For coastal communities the floating storage strategy poses multiple risks. Anchored tankers carry an elevated danger of spills, pollution and leaks that can damage fisheries and local food supplies. Many communities along Venezuela’s Caribbean coast rely on small scale fishing and coastal tourism for income and nutrition, making them particularly vulnerable to maritime contamination. Health services are also at stake. Fuel is essential for powering hospitals, clinics and water treatment in a country that already faces shortages of medicines and medical supplies. Disruption to export logistics can reduce state revenue that underwrites imports of drugs, vaccines and public health programs, exacerbating existing inequities in access to care.

The choice to avoid cutting production reflects a calculation by oil managers to preserve exportable volumes and contractual relationships. President Nicolas Maduro addressed the tensions in a televised speech, asserting continued cooperation with foreign oil partners and pledging that shipments tied to Chevron would proceed. He said, “(Under) rain, thunder, or lightning, and regardless of any conflicts, the contract with Chevron will be fulfilled. We are serious, decent people.”

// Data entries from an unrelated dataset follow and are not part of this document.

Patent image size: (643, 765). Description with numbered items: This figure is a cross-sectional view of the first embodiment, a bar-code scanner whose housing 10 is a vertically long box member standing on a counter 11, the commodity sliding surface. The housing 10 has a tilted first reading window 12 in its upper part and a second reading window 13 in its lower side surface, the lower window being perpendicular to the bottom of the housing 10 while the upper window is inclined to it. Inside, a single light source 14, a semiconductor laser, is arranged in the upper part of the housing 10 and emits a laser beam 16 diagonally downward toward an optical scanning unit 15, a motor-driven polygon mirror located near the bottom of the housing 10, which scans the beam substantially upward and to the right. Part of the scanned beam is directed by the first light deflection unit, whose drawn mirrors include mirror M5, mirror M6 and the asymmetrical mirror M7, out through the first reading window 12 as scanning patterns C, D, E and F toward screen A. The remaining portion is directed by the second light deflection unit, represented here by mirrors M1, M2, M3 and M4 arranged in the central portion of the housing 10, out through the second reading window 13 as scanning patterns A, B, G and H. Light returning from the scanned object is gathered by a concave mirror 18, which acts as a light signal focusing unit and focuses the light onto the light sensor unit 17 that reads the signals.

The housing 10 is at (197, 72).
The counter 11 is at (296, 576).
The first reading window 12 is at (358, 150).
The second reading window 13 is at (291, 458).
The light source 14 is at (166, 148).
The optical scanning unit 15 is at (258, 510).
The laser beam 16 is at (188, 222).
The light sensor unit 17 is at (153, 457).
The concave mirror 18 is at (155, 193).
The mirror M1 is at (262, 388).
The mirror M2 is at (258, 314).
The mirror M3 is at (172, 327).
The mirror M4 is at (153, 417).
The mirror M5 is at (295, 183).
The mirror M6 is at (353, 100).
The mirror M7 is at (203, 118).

Policy questions loom large. Sanctions and maritime interdiction aim to pressure Caracas over political grievances, but the resulting logistical distortions can produce collateral humanitarian effects. Humanitarian exceptions and clearer legal guidance for fuel tied to critical services could mitigate harms, yet the legal bases for recent interceptions and the exact quantities moved to individual tankers remain unclear. Public information does not fully enumerate the number of vessels now used as floating storage, their locations, or the volumes they hold.
As authorities on both sides weigh next steps, the immediate concern is protecting coastal populations and health infrastructure from the environmental and economic side effects of the storage shift. Without transparent coordination and contingency planning, the combination of full tank farms, anchored tankers and intermittent maritime enforcement risks deepening the social and health strains already felt across Venezuelan communities.